Ora occorrerebbe ricominciare. Ma se il mondo è nuovamente una dura gleba che l'errore fa sterile, se è legato da radici di male, se lo consolida l'odio, mancano troppo i vomeri dolci, sottili, tenaci, perseveranti, che a costo di sacrificio totale riaprano la gleba e la liberino dalle radici malsane e vi seminino l'amore.
Voler aggiungere un "quasi" è veramente accostarsi di più all'eretico concetto che tutto è Dio.
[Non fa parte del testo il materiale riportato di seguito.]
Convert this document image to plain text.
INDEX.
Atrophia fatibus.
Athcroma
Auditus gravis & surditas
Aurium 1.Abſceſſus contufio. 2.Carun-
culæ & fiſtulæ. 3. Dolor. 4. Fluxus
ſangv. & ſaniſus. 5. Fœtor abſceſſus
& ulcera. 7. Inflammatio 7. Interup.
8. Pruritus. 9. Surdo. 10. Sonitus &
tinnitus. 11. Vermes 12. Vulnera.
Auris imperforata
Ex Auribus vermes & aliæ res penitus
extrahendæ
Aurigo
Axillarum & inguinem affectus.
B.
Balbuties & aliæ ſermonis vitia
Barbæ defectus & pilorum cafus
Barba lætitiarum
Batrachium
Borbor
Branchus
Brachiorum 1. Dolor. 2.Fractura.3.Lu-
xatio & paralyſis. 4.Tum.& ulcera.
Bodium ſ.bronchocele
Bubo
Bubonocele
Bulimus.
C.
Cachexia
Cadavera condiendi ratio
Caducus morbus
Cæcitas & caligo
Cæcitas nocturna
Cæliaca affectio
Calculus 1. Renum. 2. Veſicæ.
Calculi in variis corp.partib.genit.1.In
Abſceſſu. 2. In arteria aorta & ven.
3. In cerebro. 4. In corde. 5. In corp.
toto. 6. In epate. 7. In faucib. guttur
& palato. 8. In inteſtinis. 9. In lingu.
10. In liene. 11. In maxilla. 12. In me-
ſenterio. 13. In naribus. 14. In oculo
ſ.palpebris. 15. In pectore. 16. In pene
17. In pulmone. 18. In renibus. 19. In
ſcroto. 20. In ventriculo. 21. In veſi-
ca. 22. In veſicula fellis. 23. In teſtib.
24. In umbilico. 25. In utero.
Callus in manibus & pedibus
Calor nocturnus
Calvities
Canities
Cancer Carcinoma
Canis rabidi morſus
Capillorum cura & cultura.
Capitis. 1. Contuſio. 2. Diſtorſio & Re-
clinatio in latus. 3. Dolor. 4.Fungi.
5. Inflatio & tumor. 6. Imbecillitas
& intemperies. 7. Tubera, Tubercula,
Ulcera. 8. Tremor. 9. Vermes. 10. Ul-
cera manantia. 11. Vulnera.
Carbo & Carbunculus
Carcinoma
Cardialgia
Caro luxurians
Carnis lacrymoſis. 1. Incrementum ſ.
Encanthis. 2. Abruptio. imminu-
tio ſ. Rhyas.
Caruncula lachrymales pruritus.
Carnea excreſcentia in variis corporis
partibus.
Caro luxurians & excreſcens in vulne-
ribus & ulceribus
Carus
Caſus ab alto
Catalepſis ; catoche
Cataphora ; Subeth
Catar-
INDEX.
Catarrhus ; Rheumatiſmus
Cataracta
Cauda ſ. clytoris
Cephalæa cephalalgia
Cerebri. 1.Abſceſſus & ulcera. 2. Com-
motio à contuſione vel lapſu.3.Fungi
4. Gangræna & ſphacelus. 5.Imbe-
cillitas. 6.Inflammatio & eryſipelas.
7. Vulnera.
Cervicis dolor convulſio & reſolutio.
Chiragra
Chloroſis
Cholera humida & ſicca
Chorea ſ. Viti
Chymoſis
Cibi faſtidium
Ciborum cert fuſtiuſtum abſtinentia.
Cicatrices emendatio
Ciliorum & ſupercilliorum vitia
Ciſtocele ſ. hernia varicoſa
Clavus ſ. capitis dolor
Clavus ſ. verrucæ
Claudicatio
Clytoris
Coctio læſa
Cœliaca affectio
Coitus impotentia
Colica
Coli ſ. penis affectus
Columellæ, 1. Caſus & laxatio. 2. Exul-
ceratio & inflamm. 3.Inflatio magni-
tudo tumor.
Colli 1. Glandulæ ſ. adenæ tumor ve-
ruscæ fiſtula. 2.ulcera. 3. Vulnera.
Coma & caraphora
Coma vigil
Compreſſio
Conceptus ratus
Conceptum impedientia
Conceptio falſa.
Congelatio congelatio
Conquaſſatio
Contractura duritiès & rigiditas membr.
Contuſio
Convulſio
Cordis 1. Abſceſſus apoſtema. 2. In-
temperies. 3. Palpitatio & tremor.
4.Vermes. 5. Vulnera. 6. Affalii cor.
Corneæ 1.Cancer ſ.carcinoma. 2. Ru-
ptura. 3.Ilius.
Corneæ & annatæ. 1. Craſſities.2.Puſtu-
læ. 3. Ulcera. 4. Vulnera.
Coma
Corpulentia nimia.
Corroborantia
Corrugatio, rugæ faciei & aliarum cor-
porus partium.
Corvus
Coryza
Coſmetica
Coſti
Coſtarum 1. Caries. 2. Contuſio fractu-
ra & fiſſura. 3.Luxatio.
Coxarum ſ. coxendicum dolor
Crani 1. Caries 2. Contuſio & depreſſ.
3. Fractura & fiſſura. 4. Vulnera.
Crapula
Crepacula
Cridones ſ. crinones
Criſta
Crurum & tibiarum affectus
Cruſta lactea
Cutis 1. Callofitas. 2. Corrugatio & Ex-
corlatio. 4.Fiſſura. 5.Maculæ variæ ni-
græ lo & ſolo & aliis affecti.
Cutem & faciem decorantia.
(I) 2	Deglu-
Perché la deità (non divinità in questo caso, essendo che un dio, così concepito nel pensiero come fatto di tutto ciò che è, non è Dio ma è una deità pagana) sembra così composta di queste particelle. No. Non sono le particelle che formano Dio. Ma è Dio che infonde il suo spirito – ossia: parte di Sé – per formare l'uomo: creatura composta di una sostanza spirituale e di una corporale. Sia lasciato dunque come ho dettato. Ché giusto è. E ognuno, che sia di retto spirito religioso, lo comprende che giusto è.
E tu sta' in pace. Io sono che detto. E Io non conosco l'errore perché sono la luminosa infinita Sapienza.»
1 frase che è nel capitolo 167 (scritto non il 9, ma il 19-5-45) dell'opera "L'Evangelo".
2 È detto, in Genesi 2, 7.
3 è detto, in Giovanni 10, 34, che richiama Salmo 82, 6.